STELLA: Fortunately, I don’t see that much of it.
~ Frank Stella / Interview
But the beauty is something that remains. I’m not joking. I have so many friends who are musicians, and they say, “Oh, but my music goes away.” It’s not true, because they record music. And this remains for a long time.
~ Renzo Piano / Interview
I mean, people are always fighting reality until it’s pushed down their throats. It’s amazing.
~ Agnes Denes / Interview
So I was on my own—totally. And there’s something good about that. Because not only did you dig deeper into yourself, but adversity—in other words, not getting acknowledgements from outside—brings out the best in you. To react to it and to become better.
~ Agnes Denes / Interview
I would tend to say that I do what I do as well as possible and that most people don’t.
~ Jasper Johns / Interview
Working is very important to me. Probably because as a child I was taught that work was good. I don’t believe it intellectually but I identify with that idea. So it’s probably just like a habit.

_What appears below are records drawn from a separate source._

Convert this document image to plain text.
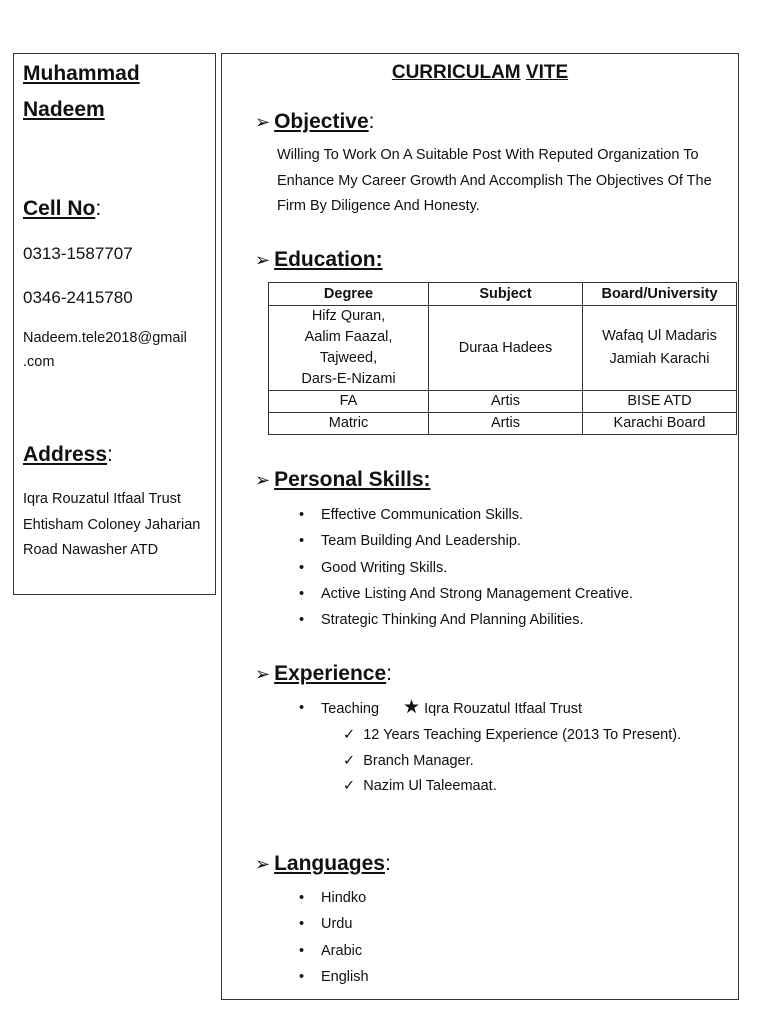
Muhammad
Nadeem
Cell No:
0313-1587707
0346-2415780
Nadeem.tele2018@gmail
.com
Address:
Iqra Rouzatul Itfaal Trust Ehtisham Coloney Jaharian Road Nawasher ATD
CURRICULAM VITE
➢ Objective:
Willing To Work On A Suitable Post With Reputed Organization To Enhance My Career Growth And Accomplish The Objectives Of The Firm By Diligence And Honesty.
➢ Education:
Degree	Subject	Board/University
Hifz Quran,
Aalim Faazal,
Tajweed,
Dars-E-Nizami	Duraa Hadees	Wafaq Ul Madaris
Jamiah Karachi
FA	Artis	BISE ATD
Matric	Artis	Karachi Board
➢ Personal Skills:
• Effective Communication Skills.
• Team Building And Leadership.
• Good Writing Skills.
• Active Listing And Strong Management Creative.
• Strategic Thinking And Planning Abilities.
➢ Experience:
• Teaching ★ Iqra Rouzatul Itfaal Trust
✓ 12 Years Teaching Experience (2013 To Present).
✓ Branch Manager.
✓ Nazim Ul Taleemaat.
➢ Languages:
• Hindko
• Urdu
• Arabic
• English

~ Jasper Johns / Interview
I think the inspirational stuff comes from yourself. You have to believe in yourself. As you once said, in something I read about you, there’s a quote from Sylvia Plath: “The worst enemy to creativity is self-doubt.” You have to trust your own voices and your own confidence, in spite of criticism. What makes an artist’s career is not the immediate trajectory, acceptance, or rejection; it’s being able to stay in there and have a career in art and stick to your voice, follow where your imagination takes you, and not respond to what sells or what people encourage you to do. For people who want to be artists, I think that’s the hardest lesson to learn.
~ Donald Woodman / Interview
I never expected to sell my art. It wasn’t like today where you come out of art school and they promise you a future. Now it’s almost regulated in a way. When we came out of school, we just wanted to make art that’d blow your hair back and do it for sport.
~ Ed Ruscha / Interview
Well, the popularity that’s necessary to get art put out into the world is really the same as it is for music. You first have to get a stage, or else nobody will know about it.
~ Lawrence Weiner / Interview, September 22nd 2020
“… You have to find what you can do better than anyone else and what you have in yourself that no-one else has.”
~ Wim Wenders / Louisiana Channel
“… so I think that discipline is a massive component of creating a body of work.”
~ Rachel Cusk / Louisiana Channel
The only counsel that is acceptable is to work. To work very hard… until you discover the kind of writer you want to be.
Mario Vargas Llosa / Louisiana Channel
“…and so I would think you get a lot further by sticking to your guns… and not trying to second-guess what people want to read.”
~ Rachel Cusk / Louisiana Channel
Can you imagine getting paid really, really well to do something that you didn’t love to do? What a horrible curse that would be.
~ Tom Sachs / Louisiana Channel
Some people like what you do, some people hate what you do but most people don’t give a damn.
~ Charles Bukowski
“… but then I think well, you know, my wish as a writer… is to write masterpieces. Why shouldn’t I work that hard? Why should it be simple? … Why shouldn’t it take four years?… Art is heavy lifting… I don’t mind sweating.”
~ Richard Ford / Louisiana Channel
“You have to live your life if you’re going to do original work. Your work will come out of an authentic life …”
~ Louise Glück
The task of the artist is to transform what is continuously happening to us… into symbols, into music, into something which can last in man’s memory. That is our duty. If we don’t fulfill it, we feel unhappy.
“In a way lockdown hasn’t remotely affected my routine,” she says. She gets up as normal at five, goes straight to the studio — “Stiffen the sinews, summon the blood” reads the sign on the door — and works until lunchtime, “often doing complete shit, but it’s only because you have done a lot of shit paintings that a good one will sort of produce itself”.
~ Maggi Hambling / Times, 09 May 2020
“Work is meant to be seen.”
~ Joni Mitchell / New Yorker, October 16th 2019
…but I felt that for art, for writing, for anything creative to have value, it must be passionate and personal.